Additional oral or written forward-looking statements may be made by us from
time to time, and forward-looking statements may be included in documents that
are filed with the SEC. Forward-looking statements involve risks and
uncertainties that could cause our results or outcomes to differ materially from
those expressed in the forward-looking statements. Forward-looking statements
may include, without limitation, statements relating to our plans, strategies,
objectives, expectations and intentions, including statements related to our
investment strategies and our intention to co-invest with certain of our
affiliates; the impact of our election as a RIC for U.S. federal tax purposes on
the payment of corporate level U.S. federal income taxes by Rand; statements
regarding our liquidity and financial resources; statements regarding any
capital gains fee that may be due to RCM upon a hypothetical liquidation of our
portfolio and the amount of the capital gains fee that may be payable for 2023;
and statements regarding our compliance with the RIC requirements as of March
31, 2023, future dividend payments, and are intended to be made pursuant to the
safe harbor provisions of the Private Securities Litigation Reform Act of 1995.
Words such as "believes," "forecasts," "intends," "possible," "expects,"
"estimates," "anticipates," or "plans" and similar expressions are intended to
identify forward-looking statements. Among the important factors on which such
statements are based are assumptions concerning the state of the United States
economy and the local markets in which our portfolio companies operate, the
state of the securities markets in which the securities of our portfolio
companies could be traded, liquidity within the United States financial markets,
and inflation. Forward-looking statements are also subject to the risks and
uncertainties described under the caption "Risk Factors" contained in Part II,
Item 1A of this report and in Part I, Item 1A of our Annual Report on Form 10-K
for the year ended December 31, 2022.

There may be other factors not identified that affect the accuracy of our
forward-looking statements. Further, any forward-looking statement speaks only
as of the date when it is made and, except as required by law, we undertake no
obligation to update any forward-looking statement to reflect events or
circumstances after the date on which it is made or to reflect the occurrence of
anticipated or unanticipated events or circumstances. New factors emerge from
time to time that may cause our business not to develop as we expect, and we
cannot predict all of them.

Overview

We are an externally managed investment company that lends to and invests in
lower middle market companies. Our investment objective is to generate current
income and when also possible, capital appreciation, by targeting investment
opportunities with favorable risk-adjusted returns. Our investment activities
are managed by our investment adviser, Rand Capital Management, LLC ("RCM").

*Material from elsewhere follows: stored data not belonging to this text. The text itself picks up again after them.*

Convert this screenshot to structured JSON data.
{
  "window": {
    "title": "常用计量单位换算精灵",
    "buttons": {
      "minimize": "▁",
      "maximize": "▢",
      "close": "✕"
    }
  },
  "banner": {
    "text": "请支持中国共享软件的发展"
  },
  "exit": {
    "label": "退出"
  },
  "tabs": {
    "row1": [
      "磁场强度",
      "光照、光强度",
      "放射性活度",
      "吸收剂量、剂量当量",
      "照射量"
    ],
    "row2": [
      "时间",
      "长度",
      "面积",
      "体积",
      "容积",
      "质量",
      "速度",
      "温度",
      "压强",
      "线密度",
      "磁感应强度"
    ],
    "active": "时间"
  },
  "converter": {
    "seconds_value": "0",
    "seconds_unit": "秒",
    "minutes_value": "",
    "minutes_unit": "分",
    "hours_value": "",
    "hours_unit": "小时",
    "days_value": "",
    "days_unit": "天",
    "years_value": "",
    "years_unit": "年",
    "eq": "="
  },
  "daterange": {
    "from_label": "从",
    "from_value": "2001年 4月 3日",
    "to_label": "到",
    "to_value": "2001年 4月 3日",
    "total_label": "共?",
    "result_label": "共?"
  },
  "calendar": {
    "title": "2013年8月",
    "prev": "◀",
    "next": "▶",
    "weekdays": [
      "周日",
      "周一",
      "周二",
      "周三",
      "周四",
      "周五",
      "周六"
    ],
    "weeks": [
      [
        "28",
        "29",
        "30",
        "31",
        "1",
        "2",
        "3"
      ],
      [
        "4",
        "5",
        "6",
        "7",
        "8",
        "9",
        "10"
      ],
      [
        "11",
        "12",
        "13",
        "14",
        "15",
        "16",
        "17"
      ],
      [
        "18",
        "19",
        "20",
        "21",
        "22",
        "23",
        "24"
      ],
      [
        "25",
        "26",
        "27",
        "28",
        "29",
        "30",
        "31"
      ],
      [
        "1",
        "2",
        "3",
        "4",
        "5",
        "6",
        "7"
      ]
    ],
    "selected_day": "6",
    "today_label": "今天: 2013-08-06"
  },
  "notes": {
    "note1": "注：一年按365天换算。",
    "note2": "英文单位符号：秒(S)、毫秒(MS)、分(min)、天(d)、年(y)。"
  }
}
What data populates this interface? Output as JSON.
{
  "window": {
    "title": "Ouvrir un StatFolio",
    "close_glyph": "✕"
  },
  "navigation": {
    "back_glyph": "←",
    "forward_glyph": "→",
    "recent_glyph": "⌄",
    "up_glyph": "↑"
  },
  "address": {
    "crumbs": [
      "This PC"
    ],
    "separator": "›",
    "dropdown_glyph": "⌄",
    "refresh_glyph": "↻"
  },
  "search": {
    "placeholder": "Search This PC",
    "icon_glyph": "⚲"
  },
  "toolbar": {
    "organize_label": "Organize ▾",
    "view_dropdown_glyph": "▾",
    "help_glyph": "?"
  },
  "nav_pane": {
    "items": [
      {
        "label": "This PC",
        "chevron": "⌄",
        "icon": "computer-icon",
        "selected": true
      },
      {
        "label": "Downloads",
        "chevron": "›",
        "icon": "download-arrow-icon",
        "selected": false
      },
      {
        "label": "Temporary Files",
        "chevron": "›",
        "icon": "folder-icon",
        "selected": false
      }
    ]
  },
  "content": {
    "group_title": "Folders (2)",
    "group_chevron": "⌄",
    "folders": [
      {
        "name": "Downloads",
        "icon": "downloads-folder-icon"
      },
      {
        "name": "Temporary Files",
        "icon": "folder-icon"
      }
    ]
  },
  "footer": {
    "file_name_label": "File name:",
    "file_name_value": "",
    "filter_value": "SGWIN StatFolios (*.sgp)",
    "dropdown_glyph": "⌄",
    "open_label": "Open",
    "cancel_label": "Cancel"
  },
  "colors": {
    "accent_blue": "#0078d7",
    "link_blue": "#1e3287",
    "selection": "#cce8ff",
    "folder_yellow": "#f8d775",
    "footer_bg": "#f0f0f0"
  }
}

We have elected to be regulated as a business development company ("BDC") under
the Investment Company Act of 1940, as amended (the "1940 Act"). As a BDC, we
are required to comply with certain regulatory requirements specified in the
1940 Act.

In November 2019, Rand completed a stock sale transaction (the "Transaction")
with East. The Transaction consisted of a $25 million investment in Rand by
East, in exchange for approximately 8.3 million shares of Rand common stock.
Concurrent with the closing of the Transaction, on November 8, 2019, Rand
entered into an investment advisory and management agreement (the "Prior
Investment Management Agreement") and an administration agreement (the "Prior
Administration Agreement") with RCM. In connection with retaining RCM as our
investment adviser and administrator, Rand's management and staff became
employees of RCM.

                                       35

--------------------------------------------------------------------------------

Table of Contents



In December 2020, Rand's shareholders approved a new investment advisory and
management agreement (the "Investment Management Agreement") with RCM at a
special meeting of shareholders (the "Special Meeting"). The approval was
required because Callodine Group, LLC ("Callodine") planned to acquire a
controlling interest in RCM, which was, at that time, majority owned by East
(the "Adviser Change in Control"). The terms of the Investment Management
Agreement are identical to those contained in the Prior Investment Management
Agreement, with RCM continuing to provide investment advisory and management
services to Rand following the Adviser Change in Control. Following approval by
Rand's shareholders at the Special Meeting, Rand, on December 31, 2020, entered
into the Investment Management Agreement and a new administration agreement (the
"Administration Agreement") with RCM and terminated the Prior Administration
Agreement. The terms of the Administration Agreement are identical to those
contained in the Prior Administration Agreement.

Pursuant to the terms of the Investment Management Agreement, Rand pays RCM a
base management fee and may pay an incentive fee, comprised of two parts: (1)
the "Income Based Fee" and (2) the "Capital Gains Fee", if specified benchmarks
are met.

We elected U.S federal tax treatment as a regulated investment company ("RIC")
under subchapter M of the Internal Revenue Code of 1986, as amended. To maintain
our qualification as a RIC, we must, among other things, meet certain source of
income and asset diversification requirements. As of March 31, 2023, we believe
we were in compliance with the RIC requirements. As a RIC, we generally will not
be subject to corporate-level U.S. federal income taxes on any net ordinary
income or capital gains that we timely distribute to our shareholders as
dividends. We must distribute annually to our shareholders at least 90% of our
ordinary net income and realized net short-term capital gains in excess of
realized net long-term capital losses, if any. Accordingly, our Board of
Directors has initiated a quarterly cash dividend.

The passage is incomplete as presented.